Oil Rises as Traders Purchase Crude Before Contract Expiration
Jan. 20 (Bloomberg) -- Crude oil rose more than $2 a barrel in New York, the most in more than two weeks, as traders purchased futures for February delivery before the contract expired today.
Investors who made bets that February oil would fall further closed out their positions, an action called short covering. The February contract was less expensive than the subsequent month’s price, a condition known as contango. The March through February 2010 contracts are down more than $1.
“There were a lot of shorts holding out for the last day of trading and in the end they had to cover them,” said Peter Beutel, president of Cameron Hanover Inc., an energy consulting company in New Canaan, Connecticut.

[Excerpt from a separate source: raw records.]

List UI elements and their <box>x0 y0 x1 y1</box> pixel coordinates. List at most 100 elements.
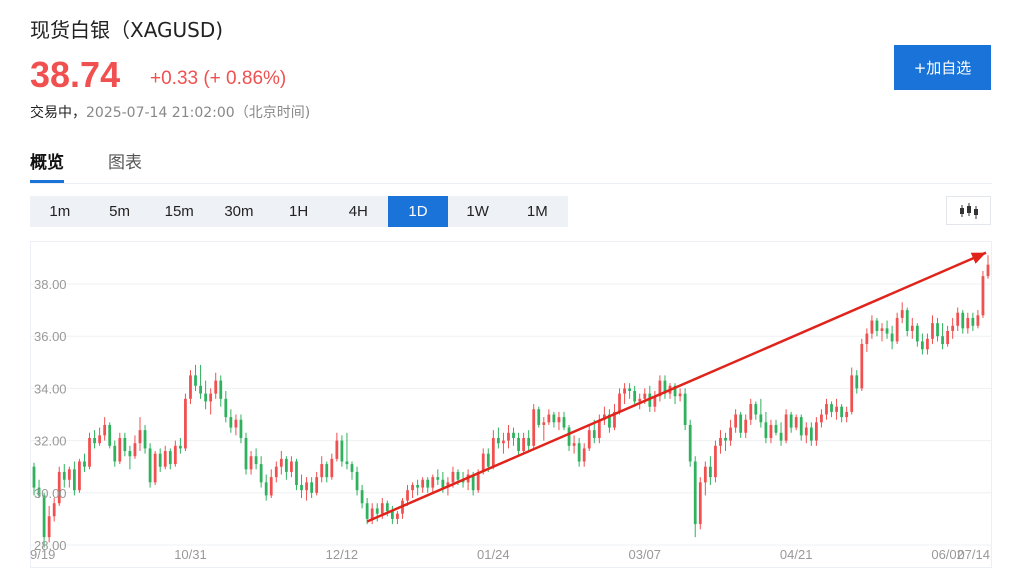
candle-body <box>794 417 798 428</box>
candle-body <box>305 482 308 491</box>
candle <box>491 430 495 470</box>
candle <box>825 398 828 420</box>
candle <box>658 375 662 402</box>
candle-body <box>47 516 51 538</box>
candle <box>310 477 314 499</box>
candle-body <box>67 469 71 480</box>
candle-body <box>411 484 414 491</box>
candle <box>168 448 172 470</box>
candle <box>173 440 177 467</box>
x-tick-label: 09/19 <box>30 547 55 562</box>
candle-body <box>714 445 717 478</box>
candle <box>678 388 682 402</box>
candle-body <box>547 414 551 423</box>
candle-body <box>613 411 616 428</box>
candle-body <box>375 508 379 514</box>
price-chart[interactable]: 28.00 30.00 32.00 34.00 36.00 38.00 09/19 10/31… <box>23 241 992 575</box>
candle-body <box>951 325 955 331</box>
candle-body <box>572 443 576 446</box>
candle <box>628 383 632 399</box>
y-tick-label: 34.00 <box>34 381 67 396</box>
candle <box>365 498 369 525</box>
candle-body <box>436 477 440 480</box>
candle <box>577 437 581 467</box>
candle-body <box>961 312 965 329</box>
candle <box>224 391 228 423</box>
candle <box>557 411 561 431</box>
candle-body <box>406 490 409 501</box>
candle <box>279 451 283 475</box>
tab-overview[interactable]: 概览 <box>30 153 64 173</box>
x-tick-label: 01/24 <box>477 547 510 562</box>
candle-body <box>37 487 41 496</box>
period-1m[interactable]: 1m <box>49 203 71 220</box>
y-tick-label: 38.00 <box>34 277 67 292</box>
candle-body <box>476 471 480 491</box>
candle-body <box>820 414 823 423</box>
period-1w[interactable]: 1W <box>466 203 489 220</box>
candle-body <box>941 336 944 345</box>
candle-body <box>825 404 828 415</box>
candle <box>300 474 303 499</box>
candle-body <box>628 388 632 392</box>
candle <box>466 469 470 491</box>
candle <box>512 427 515 446</box>
period-1d[interactable]: 1D <box>388 196 448 227</box>
candle <box>941 323 944 350</box>
candle <box>527 430 531 452</box>
candle-body <box>446 482 450 488</box>
candle <box>870 315 874 339</box>
candle <box>618 388 621 415</box>
candle <box>880 323 884 342</box>
candle-body <box>496 437 500 444</box>
candle-body <box>178 445 182 449</box>
candle-body <box>931 323 934 339</box>
candle-body <box>956 312 960 326</box>
period-30m[interactable]: 30m <box>224 203 254 220</box>
candle-body <box>658 380 662 397</box>
candle <box>926 333 929 355</box>
candle-body <box>688 424 692 462</box>
candle <box>951 317 955 339</box>
period-15m[interactable]: 15m <box>164 203 194 220</box>
candle <box>396 511 399 525</box>
period-1h[interactable]: 1H <box>289 203 309 220</box>
candle-body <box>421 479 425 488</box>
candle-body <box>835 406 838 412</box>
candle <box>42 492 46 548</box>
candle <box>734 409 738 433</box>
candle-body <box>885 328 889 334</box>
candle-body <box>42 495 46 538</box>
period-5m[interactable]: 5m <box>109 203 130 220</box>
candle-body <box>78 461 81 491</box>
candle-body <box>138 430 142 444</box>
candle-body <box>239 419 243 438</box>
candle-body <box>143 430 147 449</box>
candle-body <box>809 427 813 441</box>
candle-body <box>880 328 884 331</box>
candle-body <box>380 503 384 514</box>
candle <box>93 430 96 449</box>
candle-body <box>345 461 349 465</box>
add-watchlist-button[interactable]: +加自选 <box>894 45 991 90</box>
candle-body <box>456 471 460 480</box>
candle-body <box>789 414 793 428</box>
candle-body <box>804 427 808 436</box>
candlestick-chart[interactable]: 28.00 30.00 32.00 34.00 36.00 38.00 09/19 10/31… <box>23 241 992 571</box>
candle-body <box>118 437 122 462</box>
candle-body <box>189 375 192 399</box>
period-1mo[interactable]: 1M <box>526 203 548 220</box>
candle <box>401 498 404 519</box>
candle-body <box>557 417 561 423</box>
candle <box>724 432 727 452</box>
candle <box>57 466 61 506</box>
candle-body <box>360 490 364 504</box>
candle-body <box>32 466 36 488</box>
chart-type-button[interactable] <box>946 196 991 225</box>
candle-body <box>845 411 849 418</box>
candle-body <box>355 471 359 491</box>
candle-body <box>441 479 445 488</box>
tab-chart[interactable]: 图表 <box>108 153 142 173</box>
candle <box>274 461 278 483</box>
period-4h[interactable]: 4H <box>348 203 368 220</box>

Crude oil for February delivery rose $2.23, or 6.1 percent, to settle at $38.74 a barrel at 2:58 p.m. on the New York Mercantile Exchange, the biggest gain since Dec. 31. More than $7 separated the day’s high and low prices. Futures are down 57 percent from a year ago.
Floor trading was closed for the Martin Luther King Jr. holiday yesterday. Electronic trades were booked today for settlement. The more-active March contract declined $1.73, or 4.1 percent, to settle at $40.84 a barrel.
“Now that the February contract has expired, it will be interesting to see if over the next few days the March drops to the February level,” Beutel said.
Rising U.S. stockpiles and forecasts from the International Energy Agency and OPEC for declining world demand contributed to an 11 percent drop in Nymex crude oil last week. Prices are down 13 percent this year, after tumbling 54 percent in 2008.
Inventory Increases
“Given the contango, I would expect us to see further inventory increases for at least a couple weeks,” said Rick Mueller, director of oil markets at Energy Security Analysis Inc. in Wakefield, Massachusetts.
U.S. inventories probably rose 1.5 million barrels last week, the 15th gain in 17 weeks, according to the median of analyst estimates in a Bloomberg News survey. The Energy Department is scheduled to release its weekly inventory report on Jan. 22, a day later than usual because of yesterday’s holiday.
“Nothing is happening in the news today that explains the movement,” said Michael Lynch, president of Strategic Energy & Economic Research, in Winchester, Massachusetts. “All of the movement is due to expiration.”
The oil market needs more speculators to help stabilize prices six months after the traders were blamed for pushing the commodity higher, Deutsche Bank said in a report. A lack of liquidity is distorting prices, particularly for near-term delivery, amid an oversupply of oil at Cushing, said analysts led by Paul Sankey in New York in the report dated yesterday.
Imbalanced Market
“We clearly have a fundamentally imbalanced market, with far too much crude, that needs to be resolved,” the analysts said. “We need more market activity to correct these issues, but for technical, political and financial reasons, the liquidity of the market has dried up and the long-term price of oil is partly distorted.”
Brent crude oil for March settlement declined 88 cents, or 2 percent, to end the session at $43.62 a barrel on London’s ICE Futures Europe exchange.
Two geopolitical crises that bolstered prices earlier this month appear to have been resolved over the long weekend.
Russia and Ukraine signed 10-year natural-gas contracts, ending a dispute that squeezed supplies to the European Union for almost two weeks. Shipments resumed today. More than 20 European countries were affected, as 80 percent of Russian gas exports pass through Ukraine’s pipeline network.
Israeli Pullout
Israel began pulling its troops from the Gaza Strip after it declared a unilateral truce Jan. 18, ending a military operation to stop Hamas and other Palestinian militant groups from shooting rockets into the country. The fighting began on Dec. 27. Concern that the unrest would disrupt Middle East supplies has helped bolster prices this month.
“The Russia-Ukraine gas dispute has been settled, although I don’t know when there will be deliveries in Europe, and Israeli troops are leaving Gaza,” said Nauman Barakat, senior vice president of global energy futures at Macquarie Futures USA Inc. in New York. “Inventories are up and demand is poor. It’s hard to see a silver lining for the bulls.”
The Organization of Petroleum Exporting Countries announced a record 9 percent cut in supply targets at a Dec. 17 meeting to reverse the plunge in oil prices, which have tumbled 74 percent since reaching a record $147.27 a barrel in New York on July 11.
Oil may make a “swift and violent rebound” to $65 a barrel in the second half of 2009 as OPEC production cuts take effect and other producers trim output, Goldman Sachs analyst Jeffrey Currie said at a conference in London yesterday.
Volume in electronic trading on the exchange was 615,454 contracts as of 3:07 p.m. in New York. Volume totaled 530,274 contracts on Jan. 16, up 11 percent from the average over the past 3 months. Open interest that day was 1.25 million contracts. The exchange has a one-business-day delay in reporting open interest and full volume data.